Individuals who were smokers or had a high alcohol consumption also benefited greatly from a diet rich in flavonoids. However, eating a lot of flavonoid-rich food does not outweigh the damage done by tobacco and alcohol use. Darkly colored fruits and vegetables, as well as dark chocolate and teas, are typically high in flavonoids.

In a study published in the Journal of Translational Medicine,31 researchers observed that the more flavonoid-rich foods people ate, the less apt they were to develop heart disease, experience a nonfatal heart problem or die from heart disease. And from 12 studies used in a meta-analysis reported in PLOS One,32 the incidence of breast cancer “significantly decreased” in women who reported a high intake.

Cranberries offer more than flavonoids. Resveratrol is another type of phytochemical found in the little red berries that have antioxidant, anti-inflammatory and anticarcinogenic properties. One Polish study33 evaluated five different cultivators commonly found in the country and found that the common cranberry had the highest quantity of resveratrol.

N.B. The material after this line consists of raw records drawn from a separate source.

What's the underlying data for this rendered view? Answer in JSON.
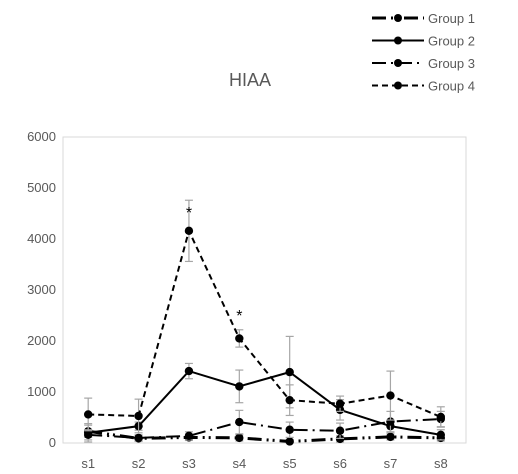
{
  "chart_data": {
    "type": "line",
    "title": "HIAA",
    "xlabel": "",
    "ylabel": "",
    "categories": [
      "s1",
      "s2",
      "s3",
      "s4",
      "s5",
      "s6",
      "s7",
      "s8"
    ],
    "ylim": [
      0,
      6000
    ],
    "yticks": [
      0,
      1000,
      2000,
      3000,
      4000,
      5000,
      6000
    ],
    "grid": false,
    "legend_position": "top-right",
    "series": [
      {
        "name": "Group 1",
        "style": "long-dash-dot-dot",
        "color": "#000000",
        "values": [
          230,
          90,
          110,
          100,
          30,
          80,
          120,
          100
        ],
        "errors": [
          120,
          60,
          60,
          60,
          40,
          60,
          60,
          60
        ]
      },
      {
        "name": "Group 2",
        "style": "solid",
        "color": "#000000",
        "values": [
          200,
          330,
          1410,
          1110,
          1390,
          650,
          330,
          160
        ],
        "errors": [
          180,
          80,
          150,
          320,
          700,
          200,
          120,
          100
        ]
      },
      {
        "name": "Group 3",
        "style": "long-dash-dot",
        "color": "#000000",
        "values": [
          160,
          100,
          140,
          410,
          260,
          240,
          420,
          470
        ],
        "errors": [
          100,
          60,
          80,
          230,
          150,
          150,
          200,
          150
        ]
      },
      {
        "name": "Group 4",
        "style": "short-dash",
        "color": "#000000",
        "values": [
          560,
          530,
          4160,
          2050,
          840,
          770,
          930,
          510
        ],
        "errors": [
          320,
          330,
          600,
          170,
          300,
          150,
          480,
          200
        ]
      }
    ],
    "annotations": [
      {
        "text": "*",
        "category": "s3",
        "value": 4800
      },
      {
        "text": "*",
        "category": "s4",
        "value": 2780
      }
    ]
  }
}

Resveratrol helps protect against age-related diseases, including improving blood flow to the brain, suppressing inflammatory effects in microglia and astrocytes,34 and protecting against vascular dementia.35 A 2017 study36 showed that resveratrol could alleviate cardiac dysfunction by turning on a gene that stimulates the production of a protein called SIRT1, thus preventing disease by recharging your mitochondria.

More Health Benefits of Cranberries

Cranberries are a powerhouse of nutrition. They contain 24% of the daily value for vitamin C, 7% of vitamin A and 7% of vitamin K.37 The fruit is rich in manganese and has 5.1 grams of dietary fiber in every 110-gram serving. All this nutrition is packed into 50 calories.

Fiber is essential to the health of your gastrointestinal tract and can help optimize your cholesterol levels. Plus, you feel full longer, so you eat less, which helps maintain your optimal weight. As an added bonus, fiber-rich foods also help to control your blood sugar.

One cup of chopped cranberries contains just 4 grams of sugar. However, when you compare that against unsweetened cranberry juice, you’ll find the juice has no fiber and 31 grams of sugar.38

The whole cranberry is much healthier than the juice and there are many delicious recipes that can help you incorporate cranberries into your daily regimen. Although dried cranberries, also known as craisins, may seem convenient, they also have had sugar added. A great alternative is to dry your own cranberries at home.